This condition is when you see traces of blood on your feces or the toilet paper after wiping. There is a myriad of causes for blood in your stool.  The underlying cause of this symptom cannot be self-diagnosed, so you need to visit a medical practitioner. Your doctor will ask for your medical history before doing a physical examination. He may also run series of tests to determine the cause of bleeding.

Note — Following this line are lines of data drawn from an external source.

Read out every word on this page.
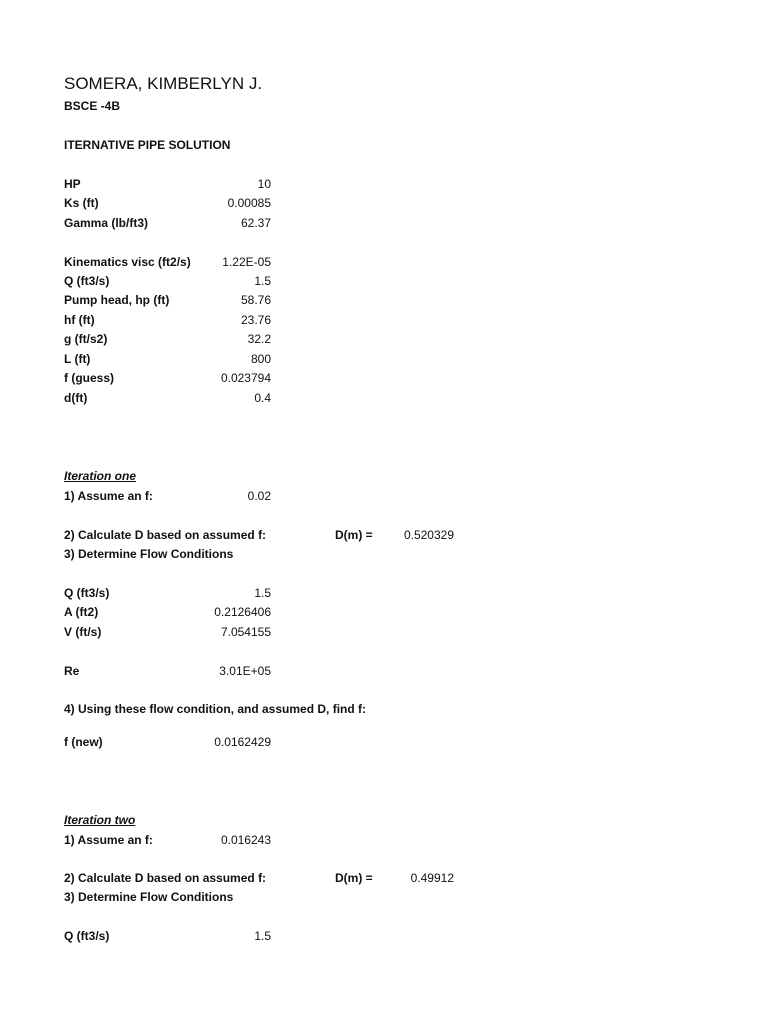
SOMERA, KIMBERLYN J.
BSCE -4B
ITERNATIVE PIPE SOLUTION
HP	10
Ks (ft)	0.00085
Gamma (lb/ft3)	62.37
Kinematics visc (ft2/s)	1.22E-05
Q (ft3/s)	1.5
Pump head, hp (ft)	58.76
hf (ft)	23.76
g (ft/s2)	32.2
L (ft)	800
f (guess)	0.023794
d(ft)	0.4
Iteration one
1) Assume an f:	0.02
2) Calculate D based on assumed f:	D(m) =	0.520329
3) Determine Flow Conditions
Q (ft3/s)	1.5
A (ft2)	0.2126406
V (ft/s)	7.054155
Re	3.01E+05
4) Using these flow condition, and assumed D, find f:
f (new)	0.0162429
Iteration two
1) Assume an f:	0.016243
2) Calculate D based on assumed f:	D(m) =	0.49912
3) Determine Flow Conditions
Q (ft3/s)	1.5
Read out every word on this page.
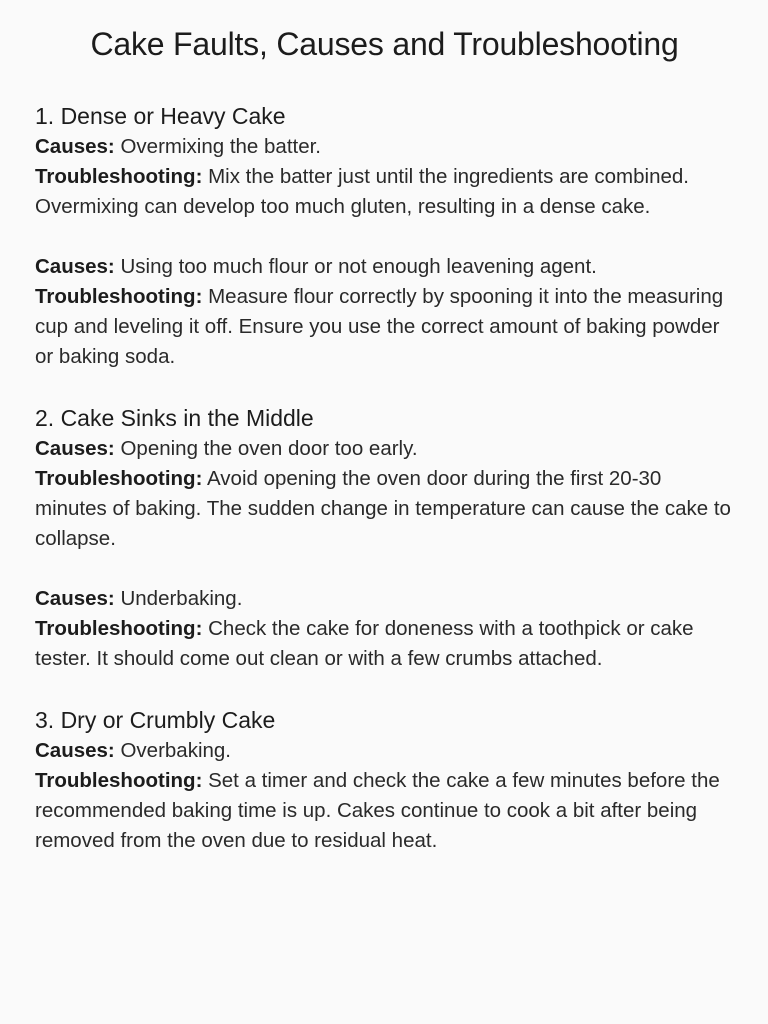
Cake Faults, Causes and Troubleshooting
1. Dense or Heavy Cake

Causes: Overmixing the batter.

Troubleshooting: Mix the batter just until the ingredients are combined. Overmixing can develop too much gluten, resulting in a dense cake.

Causes: Using too much flour or not enough leavening agent.

Troubleshooting: Measure flour correctly by spooning it into the measuring cup and leveling it off. Ensure you use the correct amount of baking powder or baking soda.

2. Cake Sinks in the Middle

Causes: Opening the oven door too early.

Troubleshooting: Avoid opening the oven door during the first 20-30 minutes of baking. The sudden change in temperature can cause the cake to collapse.

Causes: Underbaking.

Troubleshooting: Check the cake for doneness with a toothpick or cake tester. It should come out clean or with a few crumbs attached.

3. Dry or Crumbly Cake

Causes: Overbaking.

Troubleshooting: Set a timer and check the cake a few minutes before the recommended baking time is up. Cakes continue to cook a bit after being removed from the oven due to residual heat.
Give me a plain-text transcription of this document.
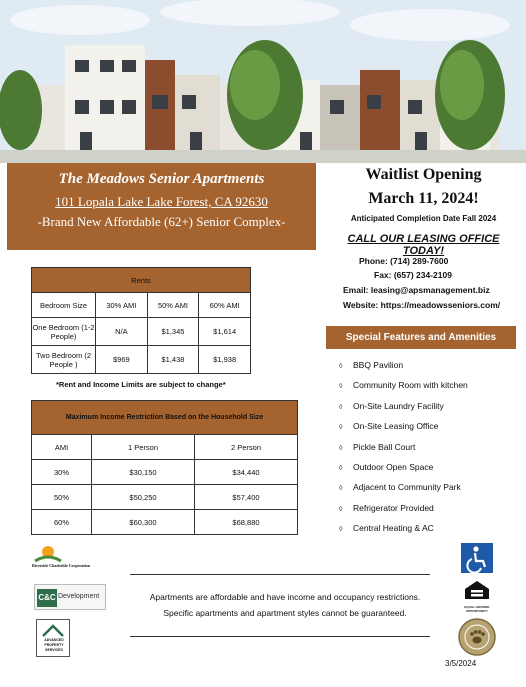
The Meadows Senior Apartments
101 Lopala Lake Lake Forest, CA 92630
-Brand New Affordable (62+) Senior Complex-
Waitlist Opening
March 11, 2024!
Anticipated Completion Date Fall 2024
CALL OUR LEASING OFFICE TODAY!
Phone: (714) 289-7600
Fax: (657) 234-2109
Email: leasing@apsmanagement.biz
Website: https://meadowsseniors.com/
Rents			
Bedroom Size	30% AMI	50% AMI	60% AMI
One Bedroom (1-2 People)	N/A	$1,345	$1,614
Two Bedroom (2 People )	$969	$1,438	$1,938
*Rent and Income Limits are subject to change*
Maximum Income Restriction Based on the Household Size		
AMI	1 Person	2 Person
30%	$30,150	$34,440
50%	$50,250	$57,400
60%	$60,300	$68,880
Special Features and Amenities
◊ BBQ Pavilion
◊ Community Room with kitchen
◊ On-Site Laundry Facility
◊ On-Site Leasing Office
◊ Pickle Ball Court
◊ Outdoor Open Space
◊ Adjacent to Community Park
◊ Refrigerator Provided
◊ Central Heating & AC
Riverside Charitable Corporation
C&C Development
ADVANCED PROPERTY SERVICES
EQUAL HOUSING OPPORTUNITY
Apartments are affordable and have income and occupancy restrictions.
Specific apartments and apartment styles cannot be guaranteed.
3/5/2024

Bloody stools can have causes that aren’t due to underlying diseases such as skin irritations from excessive use of toilet paper or trying to pass hard feces.  Common causes of bloody feces are irritation, constipation, hemorrhoids, digestive conditions, or colon cancer.
Here are nine likely causes why you are having bloody stools:
Hemorrhoids, also known as piles, is when you develop swollen or inflamed veins in the rectum or anus, causing discomfort and bleeding.  Hemorrhoids have a myriad of causes, including straining during bowel movements, obesity, or pregnancy. The common symptoms of this condition include dark feces, painful stooling, and stomachache.
Bright red blood or dark-colored feces may indicate a problem in the lower part of the digestive tract. People suffering from hemorrhoids may or may not be experience pain while defecating. Bloody stools can be self-diagnosed – you may notice bright red blood on your toilet seat or a coat of blood on your feces after a bowel movement. Anal bleeding can be mild or serious so that it drips into the toilet bowl or stains the toilet paper when wiping.